Australia is home to more than just a couple of big things. The big country, it has been said, has a love of similarly oversized objects. The Big Potato is only one of a loosely related set of about 150 sculptures and large structures sprinkled across the country. Most of these, the Big Potato included, serve as some of the country’s top tourist traps and can be found along major roads and highways or between prominent travel destinations.
There’s not a whole lot of excitement in the sleepy town of Robertson, New South Wales, so the farmers, bored and restless one day, got together and decided that they should build a giant concrete potato. The idea was to showcase the main crop of the area and to bring in some tourist dollars by attracting visitors to the potato, which is modeled, more specifically, off of the North American Sebago.
The giant spud, which was built in 1977, measures about 10 meters long and four meters wide. Because it was designed and built with a hollow interior, visitors can actually go inside of the potato. In there, it has been spray painted to look like a mashed potato. There’s nothing else in there, though, even if the guys who dreamed up this big spud hoped it would eventually house a potato information center so that people from outside of Robertson could learn more about the Sebago.
A small town in the Southern Highlands, Robertson has a population of just 1,206. It’s known for the fertile soil and high annual rainfall that makes growing spuds in this area ideal. It wasn’t always this way, though; Robertson was once known for the red cedar growing along the escarpment and for its cheese industry, the remnants of which still exist in the form of rundown cheese factories, some of which have been converted into cafes for the tourist trade.
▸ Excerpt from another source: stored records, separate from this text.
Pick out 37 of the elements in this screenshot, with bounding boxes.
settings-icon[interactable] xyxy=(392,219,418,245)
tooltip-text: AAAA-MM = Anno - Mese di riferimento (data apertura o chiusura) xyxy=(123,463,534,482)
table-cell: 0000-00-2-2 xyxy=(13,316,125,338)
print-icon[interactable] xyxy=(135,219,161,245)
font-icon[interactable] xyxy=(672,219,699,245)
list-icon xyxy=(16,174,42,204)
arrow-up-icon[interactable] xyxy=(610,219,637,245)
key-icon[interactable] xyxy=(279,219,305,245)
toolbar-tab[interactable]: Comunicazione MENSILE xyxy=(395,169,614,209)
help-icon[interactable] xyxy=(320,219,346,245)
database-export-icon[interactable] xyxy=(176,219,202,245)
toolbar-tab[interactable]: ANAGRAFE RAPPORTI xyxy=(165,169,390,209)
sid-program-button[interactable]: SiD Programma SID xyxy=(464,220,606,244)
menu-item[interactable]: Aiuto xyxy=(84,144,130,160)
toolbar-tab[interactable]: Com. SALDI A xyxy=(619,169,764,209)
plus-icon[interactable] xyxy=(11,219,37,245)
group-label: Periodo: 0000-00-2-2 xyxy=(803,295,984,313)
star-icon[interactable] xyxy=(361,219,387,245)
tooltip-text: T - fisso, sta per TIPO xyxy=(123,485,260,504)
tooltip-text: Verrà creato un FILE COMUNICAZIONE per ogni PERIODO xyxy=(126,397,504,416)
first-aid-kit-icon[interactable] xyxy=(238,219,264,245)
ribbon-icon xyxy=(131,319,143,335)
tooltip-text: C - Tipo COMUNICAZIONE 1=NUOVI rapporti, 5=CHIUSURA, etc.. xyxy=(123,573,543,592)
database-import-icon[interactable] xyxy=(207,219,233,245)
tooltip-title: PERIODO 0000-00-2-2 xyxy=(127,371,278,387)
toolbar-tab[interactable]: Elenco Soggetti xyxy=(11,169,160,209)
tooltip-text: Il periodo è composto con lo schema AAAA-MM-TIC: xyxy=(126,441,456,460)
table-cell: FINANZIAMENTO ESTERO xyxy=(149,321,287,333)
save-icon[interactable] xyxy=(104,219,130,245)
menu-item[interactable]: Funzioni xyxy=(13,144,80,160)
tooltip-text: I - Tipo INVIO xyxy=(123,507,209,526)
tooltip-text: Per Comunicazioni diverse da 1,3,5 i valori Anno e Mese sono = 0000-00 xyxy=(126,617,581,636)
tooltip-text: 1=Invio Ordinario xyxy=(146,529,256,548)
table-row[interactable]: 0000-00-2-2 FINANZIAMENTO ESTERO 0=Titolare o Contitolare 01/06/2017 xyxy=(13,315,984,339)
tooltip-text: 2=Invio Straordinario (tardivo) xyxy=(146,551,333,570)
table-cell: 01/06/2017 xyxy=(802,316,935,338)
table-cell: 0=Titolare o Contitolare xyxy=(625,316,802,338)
Aside from the Big Potato, other attractions in Robertson include the Robertson Pub, a popular drinking hole, and the Robertson Pie Shop to the east of town. The pie shop is well known as a local meeting place for road trippers, particularly those on motorcycles as it is at the top of the infamous Macquarie Pass, full of challenging hairpin bends, two roadside waterfalls, and remnants of the subtropical rainforest that attracted red cedar cutters early in the European settlement of the area. The historic Hotel Robertson, built-in 1924 as a luxury country club, and having a rather checkered history since can be seen in the background of the 1995 movie Babe which was filmed in the area.Robertson is located in Dharawal (Tharawal] country.